Ruffino (Roy) Santos — Mr. Santos, 37, a native of Manila, moved to British Columbia with his family in the 1980s. He moved to New York in the late 1990s, where he worked for Guy Carpenter as a computer consultant. He was supposed to leave the 94th floor of the World Trade Center the week after he died to work for Accenture. His mother, Aurora, and her two other sons went to New York for the first anniversary. “I want to see Ground Zero to pray and bring some flowers and candles,” she said.

Vladimir Tomasevic — A native of Yugoslavia, Mr. Tomasevic, 36, moved to Canada in 1994. He lived in Toronto with his wife, Tanja, and was vice-president of software development for Optus E-Business Solutions. He was on his first visit to New York and was attending a financial conference on 106th floor of World Trade Center's north tower. “He was always there for anyone — that's what we miss about him the most,” his wife has said. Tanja, who received a small amount of remains and a piece of shredded material from his pants, had urged the Canadian government to provide more support for the families of 9/11 victims.

Chantal (Chanti) Vincelli — The 38-year-old former Montrealer worked as a marketing assistant at DataSynapse Inc. Ms. Vincelli moved to New York in the late 1990s and lived in Harlem with her cats. She was setting up a kiosk for a trade show on the 106th floor of the north tower. Her brother Anthony said the woman who dreamed of becoming a talk-show host “had charisma, she had wit.” The local grocer named her the Harlem Princess and the name stuck.

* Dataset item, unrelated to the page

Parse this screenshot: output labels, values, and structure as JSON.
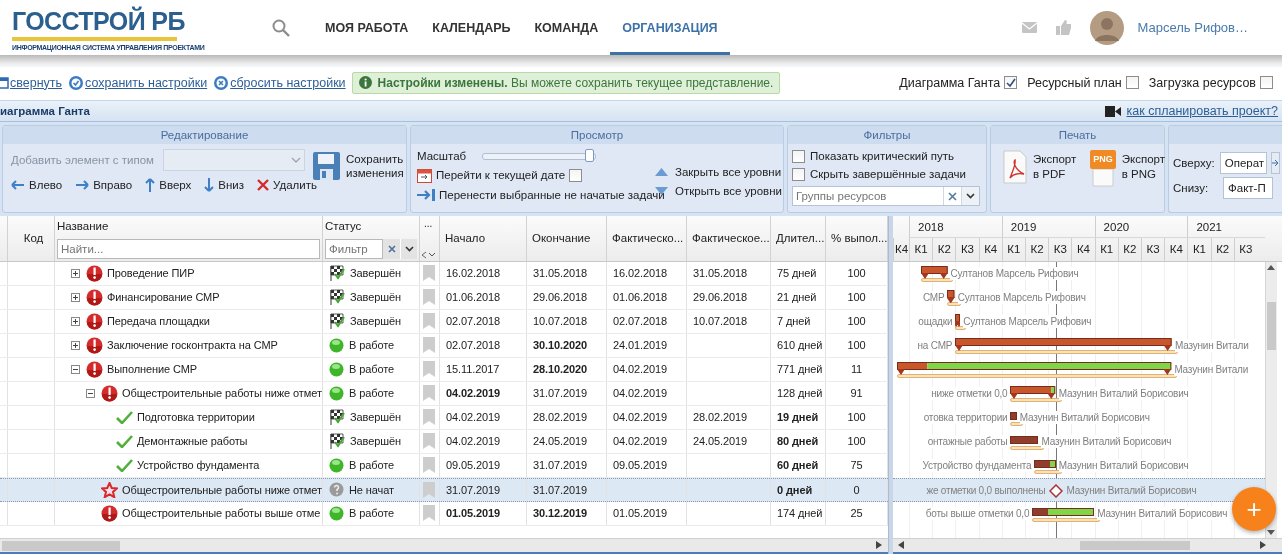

Debbie Williams — Ms. Williams, 35, worked for international insurance company Aon Corp. for 15 years. She and her husband, Darren, moved to Hoboken, N.J., after being transferred to New York City by their employer. Ms. Williams, a Montreal native, gave birth to their only child six months after settling in Hoboken. A friend and neighbour set up the Debbie Williams Memorial Park Fund to install a new playground named after Ms. Williams at a Hudson County park.